ImageProcessor.ProcessImageAsync(buffer, mimeType):

  1. Accepts raw image bytes and MIME type (e.g., image/png, image/jpeg).
  2. Parses PNG or JPEG headers to extract image dimensions.
  3. Computes aspect ratio (width / height). Defaults to 1.0 if parsing fails or format is unsupported.
  4. Returns ImageBinary with MIME type and aspect ratio metadata.
  5. No disk I/O: operates on byte[] only — no file reading required.

Content-side TrackService (orchestrator)

AddTrackFromWavAsync(filePath)

  1. Reads a WAV file from disk.
  2. Calls AudioProcessor.ProcessWavFileAsyncAudioBinary.
  3. Generates a GUID entry key (via Guid.NewGuid().ToString()).
  4. Ensures the tracks vault exists (creates if missing).
  5. Calls FileDatabase.RegisterResourceAsync("tracks", entryKey, audioBinary).
  6. Returns a populated TrackEntity (with Id = 0 since it's not yet in SQL).

Note: The caller (CLI or web) is responsible for then saving this entity to SQL via DeepDrftWeb.Services.TrackService.Create.
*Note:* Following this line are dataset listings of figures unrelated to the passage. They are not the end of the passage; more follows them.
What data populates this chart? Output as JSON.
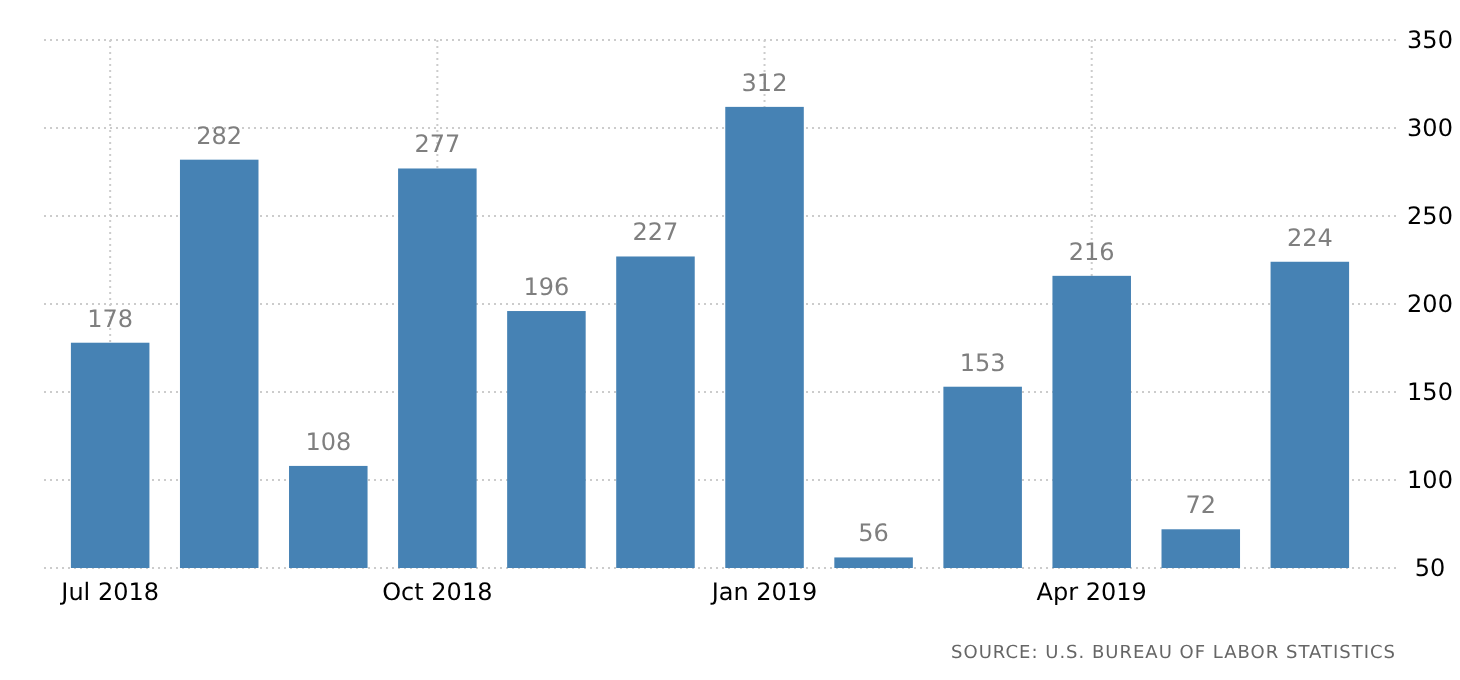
{
  "chart_data": {
    "type": "bar",
    "categories": [
      "Jul 2018",
      null,
      null,
      "Oct 2018",
      null,
      null,
      "Jan 2019",
      null,
      null,
      "Apr 2019",
      null,
      null
    ],
    "values": [
      178,
      282,
      108,
      277,
      196,
      227,
      312,
      56,
      153,
      216,
      72,
      224
    ],
    "color": "#4682b4",
    "ylim": [
      50,
      350
    ],
    "yticks": [
      50,
      100,
      150,
      200,
      250,
      300,
      350
    ],
    "grid": true,
    "data_labels": true,
    "annotations": [
      "SOURCE: U.S. BUREAU OF LABOR STATISTICS"
    ]
  }
}
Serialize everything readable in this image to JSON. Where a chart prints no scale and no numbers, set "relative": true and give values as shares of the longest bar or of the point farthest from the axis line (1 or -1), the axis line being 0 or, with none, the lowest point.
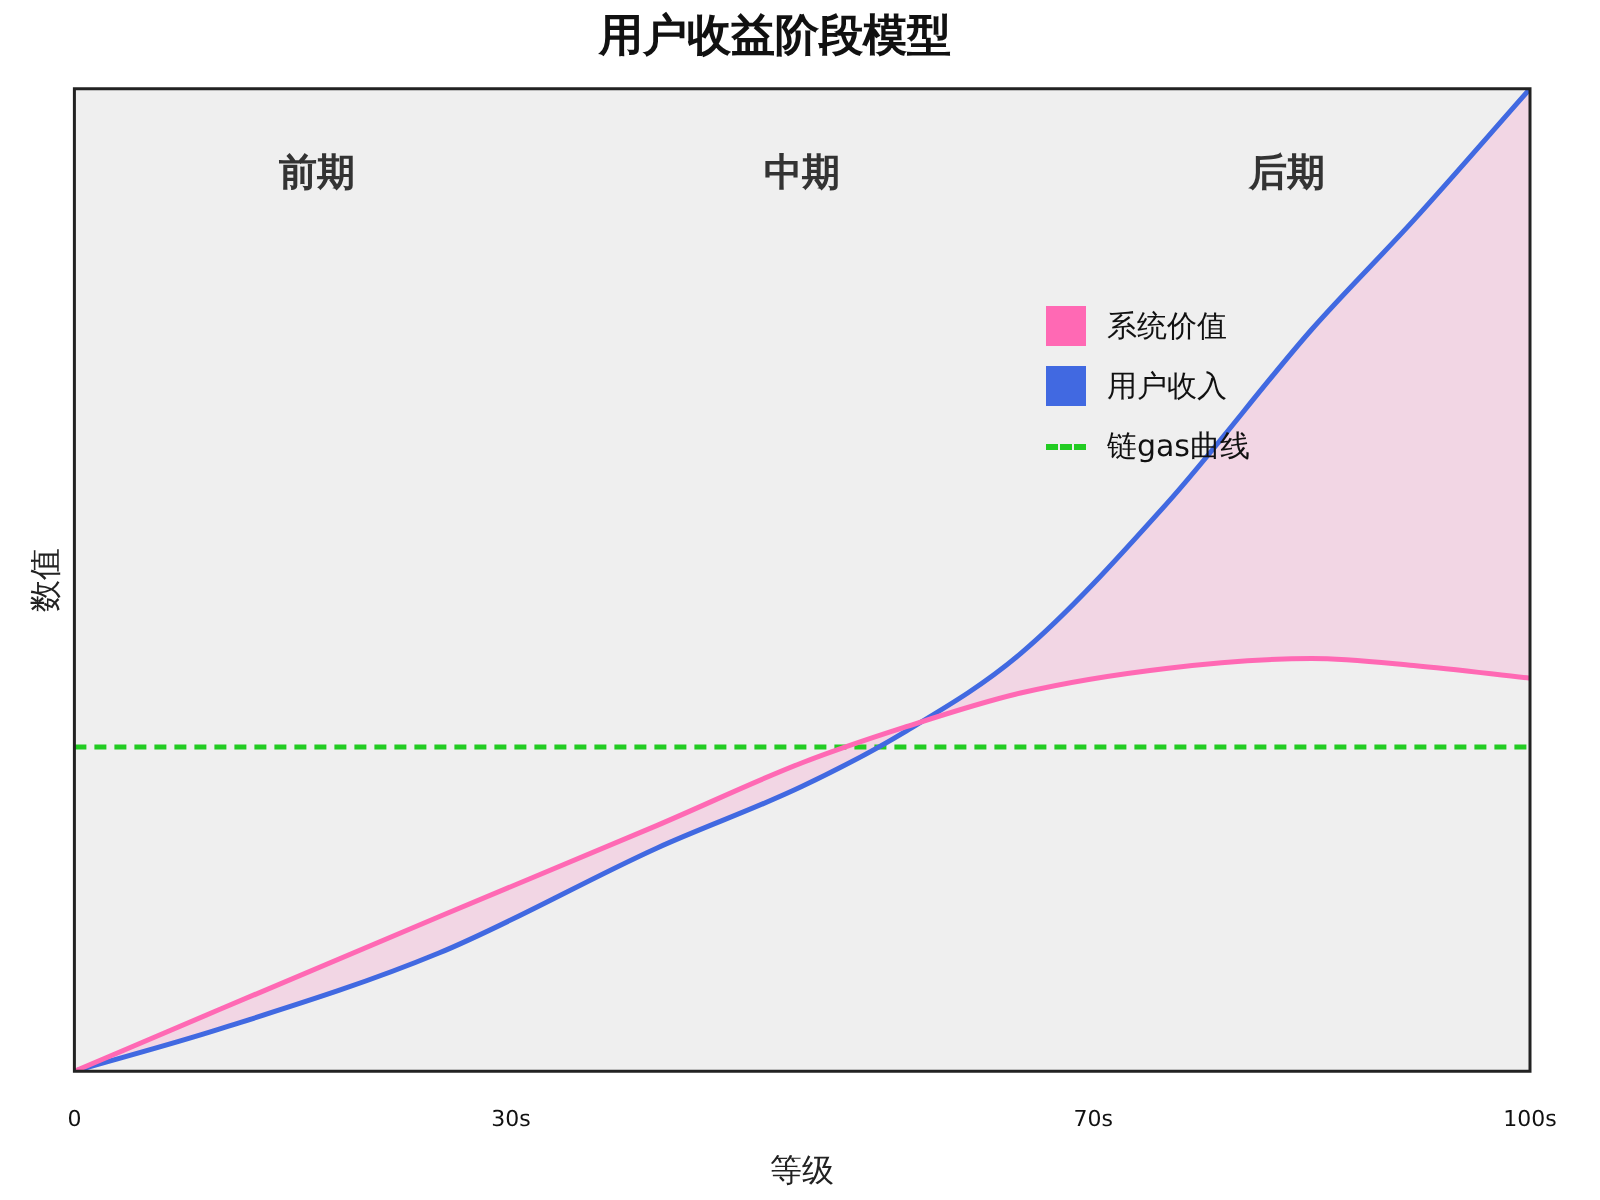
{
  "chart_data": {
    "type": "line",
    "title": "用户收益阶段模型",
    "xlabel": "等级",
    "ylabel": "数值",
    "relative": true,
    "xlim": [
      0,
      100
    ],
    "xticks": [
      0,
      {
        "value": 30,
        "label": "30s"
      },
      {
        "value": 70,
        "label": "70s"
      },
      {
        "value": 100,
        "label": "100s"
      }
    ],
    "x": [
      0,
      10,
      25,
      40,
      50,
      57,
      65,
      75,
      85,
      92,
      100
    ],
    "series": [
      {
        "name": "系统价值",
        "color": "#ff69b4",
        "values": [
          0,
          0.063,
          0.157,
          0.25,
          0.314,
          0.35,
          0.385,
          0.41,
          0.42,
          0.413,
          0.4
        ],
        "lower": [
          0,
          0.063,
          0.157,
          0.25,
          0.314,
          0.35,
          0.385,
          0.41,
          0.42,
          0.413,
          0.4
        ],
        "upper": [
          0,
          0.043,
          0.12,
          0.227,
          0.29,
          0.345,
          0.425,
          0.577,
          0.755,
          0.866,
          1
        ]
      },
      {
        "name": "用户收入",
        "color": "#4169e1",
        "values": [
          0,
          0.043,
          0.12,
          0.227,
          0.29,
          0.345,
          0.425,
          0.577,
          0.755,
          0.866,
          1
        ]
      }
    ],
    "ref_lines": [
      {
        "axis": "y",
        "value": 0.33,
        "label": "链gas曲线",
        "color": "#22cc22",
        "line_style": "dashed"
      }
    ],
    "annotations": [
      "前期",
      "中期",
      "后期"
    ],
    "legend": "top right",
    "grid": false,
    "marker": "none",
    "line_style": "solid"
  }
}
If the vault write succeeds and SQL write fails, audio is orphaned (no compensating rollback).

GetAudioBinaryAsync(entryKey)

Reads audio from the tracks vault via FileDatabase.LoadResourceAsync<AudioBinary>("tracks", entryKey). Returns null if not found or read fails.

InitializeTracksVaultAsync()

Safety call to ensure the tracks vault exists (creates if missing). Called on host startup.

Vault constants

VaultConstants.Tracks = "tracks" and VaultConstants.Images = "images" — the vault names in production use. New vault names go here when adding new vault types.

Service registration

In DeepDrftContent/Startup.ConfigureDomainServices() and DeepDrftCli/Program.cs:

services.AddSingleton<FileDatabase>(/* from FileDatabase.FromAsync */);
services.AddScoped<AudioProcessor>();
services.AddScoped<TrackService>();  // DeepDrftContent.Services.TrackService

Development commands

# Build
dotnet build DeepDrftContent.Services

# Run tests (FileDatabase tests cover vault/index/factory/utilities thoroughly)
dotnet test DeepDrftTests/

# Run CLI (which consumes this service)
dotnet run --project DeepDrftCli -- add myfile.wav "Track Name" "Artist"

Important patterns

  • Async/await: All FileDatabase operations are async. No sync methods.
  • Type safety: Generic LoadResourceAsync<T> ensures callers know what they're loading.
  • Vault lifecycle: Vaults are created on first boot, then reused. The FileDatabase singleton holds them in memory with live IndexWatcheres.
  • Entry sanitisation: Keys are sanitised client-side (in the CLI and web host) and by MediaVault (defensive). Always sanitise before registering — it's the only way to ensure safe filenames.
  • Metadata hierarchy: Use the appropriate media type (AudioBinary, ImageBinary) so downstream code can rely on the metadata. Don't store an audio file as a generic MediaBinary — use AudioBinary with duration/bitrate.

What does NOT live here

  • HTTP controllers or middleware — that's DeepDrftContent.
  • SQL database code — that's DeepDrftWeb.Services.
  • Blazor components or UI logic — that's DeepDrftWeb.Client.
  • Configuration files (appsettings.json, filedatabase.json) — those are in the host project.

When working with this project, focus on the FileDatabase subsystem (the most complex piece of the codebase), audio processing, and the orchestration logic that bridges binary and SQL databases. The tests (in DeepDrftTests/) are the load-bearing documentation of FileDatabase behaviour — consult them when FileDatabase semantics are unclear.